The dismal lethality of lung cancer is due to late stage at diagnosis and inherent therapeutic resistance. The incorporation of targeted therapies has modestly improved clinical outcomes, but the identification of new targets could further improve clinical outcomes by guiding stratification of poor-risk early stage patients and individualizing therapeutic choices. We hypothesized that a sequential, combined microarray approach would be valuable to identify and validate new targets in lung cancer. We profiled gene expression signatures during lung epithelial cell immortalization and transformation, and showed that genes involved in mitosis were progressively enhanced in carcinogenesis. 28 genes were validated by immunoblotting and 4 genes were further evaluated in non-small cell lung cancer tissue microarrays. Although CDK1 was highly expressed in tumor tissues, its loss from the cytoplasm unexpectedly predicted poor survival and conferred resistance to chemotherapy in multiple cell lines, especially microtubule-directed agents. An analysis of expression of CDK1 and CDK1-associated genes in the NCI60 cell line database confirmed the broad association of these genes with chemotherapeutic responsiveness. These results have implications for personalizing lung cancer therapy and highlight the potential of combined approaches for biomarker discovery.

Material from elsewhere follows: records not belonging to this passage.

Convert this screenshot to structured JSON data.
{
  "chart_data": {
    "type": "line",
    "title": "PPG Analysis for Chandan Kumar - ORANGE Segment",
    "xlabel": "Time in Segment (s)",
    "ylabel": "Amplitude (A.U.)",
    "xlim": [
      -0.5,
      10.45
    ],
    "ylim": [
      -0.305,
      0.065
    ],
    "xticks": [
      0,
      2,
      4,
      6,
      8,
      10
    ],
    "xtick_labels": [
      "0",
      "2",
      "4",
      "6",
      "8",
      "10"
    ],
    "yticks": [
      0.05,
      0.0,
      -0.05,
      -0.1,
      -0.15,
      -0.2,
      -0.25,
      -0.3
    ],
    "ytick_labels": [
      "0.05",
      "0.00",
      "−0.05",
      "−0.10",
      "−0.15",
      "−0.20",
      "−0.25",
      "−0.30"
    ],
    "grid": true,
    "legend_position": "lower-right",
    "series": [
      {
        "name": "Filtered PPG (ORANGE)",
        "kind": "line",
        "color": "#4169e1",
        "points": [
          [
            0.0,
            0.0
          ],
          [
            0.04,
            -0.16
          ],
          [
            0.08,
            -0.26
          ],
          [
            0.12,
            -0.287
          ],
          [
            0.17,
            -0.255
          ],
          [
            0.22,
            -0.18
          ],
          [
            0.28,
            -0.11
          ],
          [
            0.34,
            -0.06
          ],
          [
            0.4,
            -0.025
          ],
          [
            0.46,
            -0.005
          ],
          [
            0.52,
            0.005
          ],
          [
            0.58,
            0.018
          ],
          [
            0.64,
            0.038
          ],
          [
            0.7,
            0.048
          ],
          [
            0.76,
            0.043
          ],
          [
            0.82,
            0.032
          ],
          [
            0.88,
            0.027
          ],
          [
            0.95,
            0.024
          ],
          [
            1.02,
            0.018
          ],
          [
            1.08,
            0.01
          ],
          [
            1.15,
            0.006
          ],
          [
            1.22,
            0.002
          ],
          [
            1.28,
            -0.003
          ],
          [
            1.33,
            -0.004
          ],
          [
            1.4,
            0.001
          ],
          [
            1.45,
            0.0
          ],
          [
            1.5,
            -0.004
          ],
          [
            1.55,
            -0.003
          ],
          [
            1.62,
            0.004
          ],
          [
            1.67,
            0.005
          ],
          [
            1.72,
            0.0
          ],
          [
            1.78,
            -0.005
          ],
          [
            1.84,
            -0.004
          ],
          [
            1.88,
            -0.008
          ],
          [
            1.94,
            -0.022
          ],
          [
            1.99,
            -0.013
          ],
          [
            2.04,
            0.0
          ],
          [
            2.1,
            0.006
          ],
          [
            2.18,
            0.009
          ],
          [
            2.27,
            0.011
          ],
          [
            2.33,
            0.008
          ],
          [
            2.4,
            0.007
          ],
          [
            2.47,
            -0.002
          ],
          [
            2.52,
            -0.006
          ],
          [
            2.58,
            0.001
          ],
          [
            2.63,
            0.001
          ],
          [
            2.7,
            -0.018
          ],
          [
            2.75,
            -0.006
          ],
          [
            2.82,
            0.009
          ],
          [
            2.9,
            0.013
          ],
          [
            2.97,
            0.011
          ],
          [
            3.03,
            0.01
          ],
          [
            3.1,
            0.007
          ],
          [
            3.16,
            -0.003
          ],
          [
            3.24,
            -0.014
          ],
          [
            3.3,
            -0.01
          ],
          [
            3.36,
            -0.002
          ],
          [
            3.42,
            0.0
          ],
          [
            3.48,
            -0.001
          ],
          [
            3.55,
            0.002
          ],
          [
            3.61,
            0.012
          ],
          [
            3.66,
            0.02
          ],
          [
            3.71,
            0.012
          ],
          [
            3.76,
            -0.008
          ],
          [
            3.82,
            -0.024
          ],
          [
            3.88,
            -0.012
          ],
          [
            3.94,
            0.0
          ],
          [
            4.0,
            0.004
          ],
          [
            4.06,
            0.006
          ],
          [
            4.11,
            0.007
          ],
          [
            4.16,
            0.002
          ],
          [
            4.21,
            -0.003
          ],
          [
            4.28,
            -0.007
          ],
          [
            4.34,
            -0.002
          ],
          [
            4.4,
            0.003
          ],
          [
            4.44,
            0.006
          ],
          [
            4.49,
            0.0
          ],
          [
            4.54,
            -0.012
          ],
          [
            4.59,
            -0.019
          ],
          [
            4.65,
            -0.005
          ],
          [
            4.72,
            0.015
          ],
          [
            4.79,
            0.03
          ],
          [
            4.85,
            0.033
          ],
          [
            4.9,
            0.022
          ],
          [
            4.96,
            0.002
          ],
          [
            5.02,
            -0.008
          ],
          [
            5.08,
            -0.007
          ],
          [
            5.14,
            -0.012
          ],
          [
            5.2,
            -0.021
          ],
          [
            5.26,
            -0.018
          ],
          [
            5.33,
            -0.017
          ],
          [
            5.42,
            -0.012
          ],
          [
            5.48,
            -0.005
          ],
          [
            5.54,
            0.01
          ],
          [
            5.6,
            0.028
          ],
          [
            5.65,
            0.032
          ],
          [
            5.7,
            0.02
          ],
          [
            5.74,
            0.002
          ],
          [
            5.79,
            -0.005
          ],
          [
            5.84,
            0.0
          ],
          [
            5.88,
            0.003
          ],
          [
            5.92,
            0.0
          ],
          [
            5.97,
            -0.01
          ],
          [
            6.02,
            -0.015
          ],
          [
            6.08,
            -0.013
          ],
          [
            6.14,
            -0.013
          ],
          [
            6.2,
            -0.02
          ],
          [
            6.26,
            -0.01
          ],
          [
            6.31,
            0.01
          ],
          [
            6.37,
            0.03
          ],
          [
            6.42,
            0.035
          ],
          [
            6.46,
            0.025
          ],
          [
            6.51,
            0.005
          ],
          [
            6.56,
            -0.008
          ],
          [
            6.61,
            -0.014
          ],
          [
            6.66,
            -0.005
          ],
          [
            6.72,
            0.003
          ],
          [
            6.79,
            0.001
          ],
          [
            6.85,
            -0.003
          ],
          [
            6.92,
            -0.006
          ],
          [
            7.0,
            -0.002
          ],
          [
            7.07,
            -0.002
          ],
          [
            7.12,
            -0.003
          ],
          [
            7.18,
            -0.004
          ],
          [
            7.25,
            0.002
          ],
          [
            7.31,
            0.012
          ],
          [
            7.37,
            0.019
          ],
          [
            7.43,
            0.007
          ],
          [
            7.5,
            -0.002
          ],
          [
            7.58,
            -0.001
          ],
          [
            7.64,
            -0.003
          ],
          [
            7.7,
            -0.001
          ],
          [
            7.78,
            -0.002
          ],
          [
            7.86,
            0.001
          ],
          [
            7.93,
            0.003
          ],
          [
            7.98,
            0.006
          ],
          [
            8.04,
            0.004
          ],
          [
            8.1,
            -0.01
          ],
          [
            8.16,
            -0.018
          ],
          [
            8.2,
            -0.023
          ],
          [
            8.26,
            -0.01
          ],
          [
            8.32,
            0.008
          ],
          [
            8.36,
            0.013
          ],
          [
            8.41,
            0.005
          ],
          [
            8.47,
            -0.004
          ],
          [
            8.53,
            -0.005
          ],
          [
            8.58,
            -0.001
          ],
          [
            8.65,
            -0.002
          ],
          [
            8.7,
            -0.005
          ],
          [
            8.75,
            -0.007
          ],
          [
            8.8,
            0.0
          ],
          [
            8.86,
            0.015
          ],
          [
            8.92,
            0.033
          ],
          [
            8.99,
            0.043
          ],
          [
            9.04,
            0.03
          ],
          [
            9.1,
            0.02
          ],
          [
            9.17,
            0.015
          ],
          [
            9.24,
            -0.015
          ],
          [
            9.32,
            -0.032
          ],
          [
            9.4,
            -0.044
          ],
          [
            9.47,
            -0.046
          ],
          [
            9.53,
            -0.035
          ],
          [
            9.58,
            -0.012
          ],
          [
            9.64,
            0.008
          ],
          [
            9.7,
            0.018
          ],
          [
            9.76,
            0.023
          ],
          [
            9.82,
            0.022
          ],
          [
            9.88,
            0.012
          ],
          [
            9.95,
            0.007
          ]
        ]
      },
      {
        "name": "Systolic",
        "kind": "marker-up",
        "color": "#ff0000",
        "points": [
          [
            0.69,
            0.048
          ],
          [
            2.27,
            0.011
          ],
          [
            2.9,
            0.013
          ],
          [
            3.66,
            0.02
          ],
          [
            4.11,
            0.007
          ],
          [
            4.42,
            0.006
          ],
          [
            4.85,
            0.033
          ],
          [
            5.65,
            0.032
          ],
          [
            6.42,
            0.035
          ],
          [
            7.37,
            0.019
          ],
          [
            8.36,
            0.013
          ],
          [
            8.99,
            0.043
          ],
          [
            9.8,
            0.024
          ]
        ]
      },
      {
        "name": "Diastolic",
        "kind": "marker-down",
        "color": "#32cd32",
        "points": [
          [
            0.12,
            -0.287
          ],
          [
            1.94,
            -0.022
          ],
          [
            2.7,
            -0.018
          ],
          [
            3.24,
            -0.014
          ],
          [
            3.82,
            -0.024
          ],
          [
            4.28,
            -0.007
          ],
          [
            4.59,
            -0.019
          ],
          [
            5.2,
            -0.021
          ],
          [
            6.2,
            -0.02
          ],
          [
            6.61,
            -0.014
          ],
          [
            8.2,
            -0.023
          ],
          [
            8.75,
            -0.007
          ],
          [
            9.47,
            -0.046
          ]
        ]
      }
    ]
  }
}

肺癌的死亡率高,主要是因为其在诊断时已处于晚期,且存在内在的治疗抵抗。靶向治疗的加入虽然略微改善了临床结果,但通过指导高危早期患者的分层和个体化治疗选择,确定新的靶点可能会进一步改善临床结果。我们假设,采用连续的、组合的微阵列方法将有助于识别和验证肺癌中的新靶点。我们在肺上皮细胞永生化和转化过程中对基因表达特征进行了分析,结果表明,有丝分裂相关基因在癌变过程中逐渐增强。通过免疫印迹验证了 28 个基因,进一步在非小细胞肺癌组织微阵列中评估了 4 个基因。尽管 CDK1 在肿瘤组织中高表达,但令人意外的是,其从细胞质中的丢失预示着较差的生存,并使多种细胞系对化疗产生耐药性,尤其是对微管导向药物。对 NCI60 细胞系数据库中 CDK1 和 CDK1 相关基因表达的分析证实了这些基因与化疗反应性的广泛相关性。这些结果对肺癌治疗的个体化具有重要意义,并强调了联合方法在生物标志物发现方面的潜力。